I told him I believed his example to be weak because that video was not produced by any mainstream pro-family or Christian group. My personal opinion is it is Obama himself who has created the suspicion among one out of four Americans that he is a secret Muslim. I have no idea if he is or not. I just know that many of his statements and actions have been extremely positive and sympathetic toward Islam.
But that is not really the point here. The point here is that there is nothing ugly about the Christian activism that American Family Association engages in. And if some young Christians are leaving the church because of the “ugliness of Christian activism” (which I seriously doubt), then it seems to me they had a really shallow faith to begin with.

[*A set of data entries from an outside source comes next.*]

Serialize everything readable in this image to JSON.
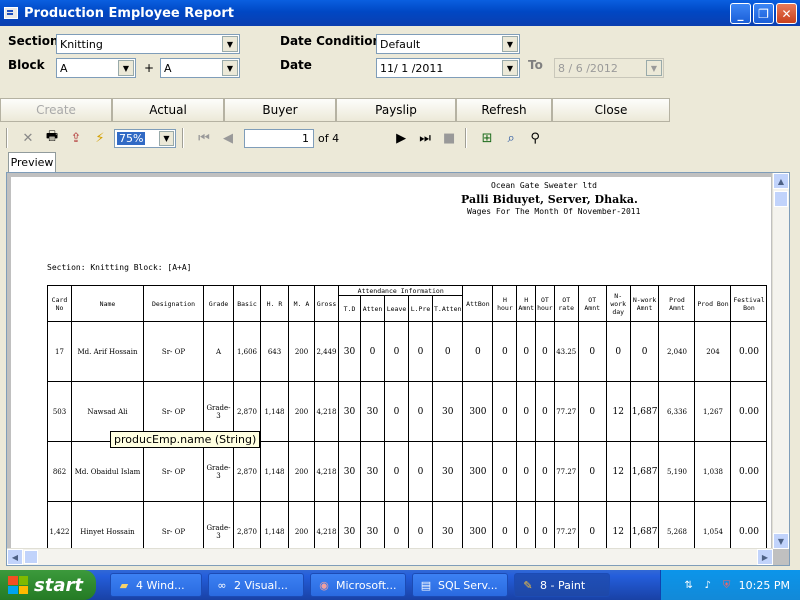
{
  "window": {
    "title": "Production Employee Report",
    "minimize": "_",
    "maximize": "❐",
    "close": "✕"
  },
  "filters": {
    "section_label": "Section",
    "section_value": "Knitting",
    "block_label": "Block",
    "block_from": "A",
    "block_plus": "+",
    "block_to": "A",
    "date_condition_label": "Date Condition",
    "date_condition_value": "Default",
    "date_label": "Date",
    "date_value": "11/ 1 /2011",
    "to_label": "To",
    "to_value": "8 / 6 /2012"
  },
  "actions": {
    "create": "Create",
    "actual": "Actual",
    "buyer": "Buyer",
    "payslip": "Payslip",
    "refresh": "Refresh",
    "close": "Close"
  },
  "toolbar": {
    "zoom": "75%",
    "page_current": "1",
    "page_of": "of 4"
  },
  "tab": {
    "preview": "Preview"
  },
  "report": {
    "company": "Ocean Gate Sweater ltd",
    "address": "Palli Biduyet, Server, Dhaka.",
    "wages": "Wages For The Month Of November-2011",
    "section_line": "Section: Knitting    Block: [A+A]",
    "att_group": "Attendance Information",
    "headers": {
      "card": "Card No",
      "name": "Name",
      "designation": "Designation",
      "grade": "Grade",
      "basic": "Basic",
      "hr": "H. R",
      "ma": "M. A",
      "gross": "Gross",
      "td": "T.D",
      "atten": "Atten",
      "leave": "Leave",
      "lpre": "L.Pre",
      "tatten": "T.Atten",
      "attbon": "AttBon",
      "hhour": "H hour",
      "hamnt": "H Amnt",
      "othour": "OT hour",
      "otrate": "OT rate",
      "otamnt": "OT Amnt",
      "nworkday": "N-work day",
      "nworkamnt": "N-work Amnt",
      "prodamnt": "Prod Amnt",
      "prodbon": "Prod Bon",
      "festbon": "Festival Bon"
    },
    "rows": [
      {
        "card": "17",
        "name": "Md. Arif Hossain",
        "designation": "Sr- OP",
        "grade": "A",
        "basic": "1,606",
        "hr": "643",
        "ma": "200",
        "gross": "2,449",
        "td": "30",
        "atten": "0",
        "leave": "0",
        "lpre": "0",
        "tatten": "0",
        "attbon": "0",
        "hhour": "0",
        "hamnt": "0",
        "othour": "0",
        "otrate": "43.25",
        "otamnt": "0",
        "nworkday": "0",
        "nworkamnt": "0",
        "prodamnt": "2,040",
        "prodbon": "204",
        "festbon": "0.00"
      },
      {
        "card": "503",
        "name": "Nawsad Ali",
        "designation": "Sr- OP",
        "grade": "Grade-3",
        "basic": "2,870",
        "hr": "1,148",
        "ma": "200",
        "gross": "4,218",
        "td": "30",
        "atten": "30",
        "leave": "0",
        "lpre": "0",
        "tatten": "30",
        "attbon": "300",
        "hhour": "0",
        "hamnt": "0",
        "othour": "0",
        "otrate": "77.27",
        "otamnt": "0",
        "nworkday": "12",
        "nworkamnt": "1,687",
        "prodamnt": "6,336",
        "prodbon": "1,267",
        "festbon": "0.00"
      },
      {
        "card": "862",
        "name": "Md. Obaidul Islam",
        "designation": "Sr- OP",
        "grade": "Grade-3",
        "basic": "2,870",
        "hr": "1,148",
        "ma": "200",
        "gross": "4,218",
        "td": "30",
        "atten": "30",
        "leave": "0",
        "lpre": "0",
        "tatten": "30",
        "attbon": "300",
        "hhour": "0",
        "hamnt": "0",
        "othour": "0",
        "otrate": "77.27",
        "otamnt": "0",
        "nworkday": "12",
        "nworkamnt": "1,687",
        "prodamnt": "5,190",
        "prodbon": "1,038",
        "festbon": "0.00"
      },
      {
        "card": "1,422",
        "name": "Hinyet Hossain",
        "designation": "Sr- OP",
        "grade": "Grade-3",
        "basic": "2,870",
        "hr": "1,148",
        "ma": "200",
        "gross": "4,218",
        "td": "30",
        "atten": "30",
        "leave": "0",
        "lpre": "0",
        "tatten": "30",
        "attbon": "300",
        "hhour": "0",
        "hamnt": "0",
        "othour": "0",
        "otrate": "77.27",
        "otamnt": "0",
        "nworkday": "12",
        "nworkamnt": "1,687",
        "prodamnt": "5,268",
        "prodbon": "1,054",
        "festbon": "0.00"
      }
    ]
  },
  "tooltip": "producEmp.name (String)",
  "taskbar": {
    "start": "start",
    "tasks": [
      {
        "label": "4 Wind...",
        "icon": "folder-icon"
      },
      {
        "label": "2 Visual...",
        "icon": "visual-studio-icon"
      },
      {
        "label": "Microsoft...",
        "icon": "browser-icon"
      },
      {
        "label": "SQL Serv...",
        "icon": "sql-server-icon"
      },
      {
        "label": "8 - Paint",
        "icon": "paint-icon"
      }
    ],
    "clock": "10:25 PM"
  }
}
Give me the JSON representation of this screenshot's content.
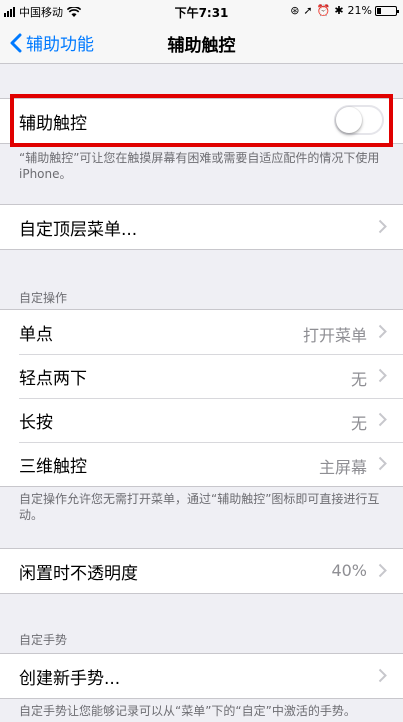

To be fair to Os, his main point in our conversation was that as Christians we should being doing “the Lord’s work in the Lord’s way.” Meaning, we need to be honest and treat our philosophical and political detractors as the Bible commands us to treat any other person – with love and respect.
I agree with that.
But what we often see going on even inside the evangelical church in America today is backing down from biblical morality and adopting the politically correct view as promoted in popular culture, especially as it relates to sexual politics. I am referring to the cultural agenda of the GLBTQ movement. That stands for the Gay, Lesbian, Bisexual, Transgendered and Queer/Questioning.
I could name names and have in some cases, but these are well known people and well known organizations within the Christian community. They are backing down because they don’t have the courage to stand up to the onslaught of criticism that the secular media and the GLBTQ groups will bring to bear. It’s easier to retreat into silence or “neutrality.” I have seen this happen with people I respect time and again just this last year. It’s very disheartening.
But then you get folks like evangelist Greg Laurie. When GLBTQ activists learned he was going to be speaking at a National Day of Prayer event at the Pentagon in May, they went on a campaign to get him to cancel or have the military brass force him off the program.
They had been successful in a similar case just a few months earlier, getting Christian youth speaker Louie Giglio to withdraw from the presidential inauguration ceremony because of a sermon he preached against homosexuality 20 years ago. But Laurie decided to stand up to these cultural bullies and said this publicly:
They do not want me to pray. They describe me as ‘homophobic’ and so forth. How can you deal with such a situation? We’re in a time in our country now where I’m attacked because I believe what the Bible teaches. If people want to make it all about that I’m not going to back down. In the immortal words of the great theologian Tom Petty, “I won’t back down.” I won’t. I’m not going to apologize.
Praise God for your courageous stand for righteousness, Brother Laurie! May your tribe increase!